Frenagem à prova de tolos

Quando o tema é frear, a Porsche costuma ser a referência, mas este ABS Evo da Ferrari bate de frente. A resposta é impecável.

Dá para entrar na curva com o carro descompensado e, ainda assim, frear muito forte, esticando a zona de frenagem até o apex. Depois, é possível modular um pouco a pressão, aliviando o pedal só o suficiente para manter peso na dianteira - e, ao mesmo tempo, entrar mais rápido, com a estabilidade da carroceria ajudando a manter a trajetória previsível.

Além disso, a combinação entre frenagem regenerativa e por fricção é muito bem integrada, o que deixa o pedal do pé esquerdo sempre pronto, linear e forte.

As trocas de marcha são “viris” e invariavelmente rápidas. E, com aqueles pozinhos extras do desempenho elétrico deixando tudo mais excitante, o extra-boost termina de arrematar a experiência na saída das curvas - quando você já achava que tinha visto tudo.

A competência dinâmica e o nível de desempenho do Ferrari 296 Speciale ficam ainda mais claros no tempo de volta em Fiorano: 1min19,0s, dois segundos mais rápido que o 296 GTB e 4,5s mais rápido que o 458 Speciale, igualando o SF90 Stradale. O F80 segura o recorde com 1min15,3s.

Preço exorbitante não é problema

Em Portugal, o Ferrari 296 Speciale parte de 528 mil euros - mas boa sorte para conseguir um. Os cerca de dois anos de produção previstos para esta versão especial de corrida do 296 foram rapidamente abocanhados por clientes “ativos”. Nem foi preciso ir atrás de comprador.

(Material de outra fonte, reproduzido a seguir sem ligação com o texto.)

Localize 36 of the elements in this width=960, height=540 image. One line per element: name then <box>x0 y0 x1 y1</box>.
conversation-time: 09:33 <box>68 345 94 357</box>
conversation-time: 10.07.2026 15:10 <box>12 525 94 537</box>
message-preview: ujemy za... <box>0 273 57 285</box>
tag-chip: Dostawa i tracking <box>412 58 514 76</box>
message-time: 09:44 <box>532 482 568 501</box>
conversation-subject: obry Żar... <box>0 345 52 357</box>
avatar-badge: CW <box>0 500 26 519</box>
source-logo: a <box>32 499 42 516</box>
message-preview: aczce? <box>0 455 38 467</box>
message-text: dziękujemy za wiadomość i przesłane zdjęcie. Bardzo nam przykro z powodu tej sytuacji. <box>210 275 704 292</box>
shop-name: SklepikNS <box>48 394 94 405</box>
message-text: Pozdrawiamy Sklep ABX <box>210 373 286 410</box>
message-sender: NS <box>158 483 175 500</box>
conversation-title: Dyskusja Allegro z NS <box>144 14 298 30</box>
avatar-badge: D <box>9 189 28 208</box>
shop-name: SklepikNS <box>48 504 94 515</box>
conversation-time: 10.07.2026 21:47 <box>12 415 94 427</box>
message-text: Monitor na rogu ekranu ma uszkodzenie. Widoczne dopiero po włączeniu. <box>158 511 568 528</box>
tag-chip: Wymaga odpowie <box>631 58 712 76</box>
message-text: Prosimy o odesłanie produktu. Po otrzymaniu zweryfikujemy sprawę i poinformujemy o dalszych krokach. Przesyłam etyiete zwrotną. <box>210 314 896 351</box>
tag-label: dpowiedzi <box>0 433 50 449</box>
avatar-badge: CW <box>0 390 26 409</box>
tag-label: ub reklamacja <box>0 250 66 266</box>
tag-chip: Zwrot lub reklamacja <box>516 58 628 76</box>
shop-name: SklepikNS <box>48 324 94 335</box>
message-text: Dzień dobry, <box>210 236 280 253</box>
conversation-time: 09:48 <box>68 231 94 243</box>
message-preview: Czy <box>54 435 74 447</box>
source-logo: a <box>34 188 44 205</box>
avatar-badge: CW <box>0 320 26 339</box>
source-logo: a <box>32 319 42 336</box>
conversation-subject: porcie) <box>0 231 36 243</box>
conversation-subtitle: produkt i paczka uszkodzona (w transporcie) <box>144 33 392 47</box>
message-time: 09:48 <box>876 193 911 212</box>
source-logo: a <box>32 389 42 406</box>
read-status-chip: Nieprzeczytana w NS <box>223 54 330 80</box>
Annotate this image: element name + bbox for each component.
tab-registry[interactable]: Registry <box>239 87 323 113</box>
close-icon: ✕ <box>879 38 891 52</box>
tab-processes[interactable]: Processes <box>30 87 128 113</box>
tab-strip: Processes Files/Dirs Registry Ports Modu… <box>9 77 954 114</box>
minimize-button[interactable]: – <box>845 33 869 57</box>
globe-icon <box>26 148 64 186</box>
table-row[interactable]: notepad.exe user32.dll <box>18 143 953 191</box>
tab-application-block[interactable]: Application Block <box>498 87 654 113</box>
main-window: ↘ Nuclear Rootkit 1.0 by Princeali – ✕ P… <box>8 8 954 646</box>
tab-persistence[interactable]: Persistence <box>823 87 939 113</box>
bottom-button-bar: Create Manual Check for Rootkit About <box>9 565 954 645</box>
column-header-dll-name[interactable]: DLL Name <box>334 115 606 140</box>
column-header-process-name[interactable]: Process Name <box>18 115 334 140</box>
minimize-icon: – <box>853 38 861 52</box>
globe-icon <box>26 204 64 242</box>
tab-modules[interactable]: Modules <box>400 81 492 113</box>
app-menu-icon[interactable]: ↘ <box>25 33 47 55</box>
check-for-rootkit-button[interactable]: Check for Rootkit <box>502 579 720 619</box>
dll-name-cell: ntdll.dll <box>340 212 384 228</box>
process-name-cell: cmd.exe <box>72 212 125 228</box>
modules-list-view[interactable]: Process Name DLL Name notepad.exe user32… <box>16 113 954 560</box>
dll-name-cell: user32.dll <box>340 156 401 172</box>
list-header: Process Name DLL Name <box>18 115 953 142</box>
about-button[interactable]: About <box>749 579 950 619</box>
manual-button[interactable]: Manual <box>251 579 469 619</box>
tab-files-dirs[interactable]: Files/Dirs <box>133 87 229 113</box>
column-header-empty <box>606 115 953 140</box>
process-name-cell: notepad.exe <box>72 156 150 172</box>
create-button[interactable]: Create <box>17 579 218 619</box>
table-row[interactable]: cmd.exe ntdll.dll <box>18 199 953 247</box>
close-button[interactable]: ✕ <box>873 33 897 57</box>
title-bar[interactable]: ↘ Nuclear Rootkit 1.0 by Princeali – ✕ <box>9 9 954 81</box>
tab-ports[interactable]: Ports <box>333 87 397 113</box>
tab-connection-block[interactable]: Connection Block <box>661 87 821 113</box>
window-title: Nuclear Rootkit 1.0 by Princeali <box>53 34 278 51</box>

O salto de preço em relação ao 296 GTB é enorme e, de fato, a Ferrari não foi tão longe no foco de pista do Speciale quanto a Porsche fez com o 911 GT3 RS (992). Justificar racionalmente essa escolha é difícil - mas, nesse nível, racionalidade também não é exatamente o ponto.

Vendo por esse ângulo, este 296 Speciale é, e parece, realmente mais… speciale.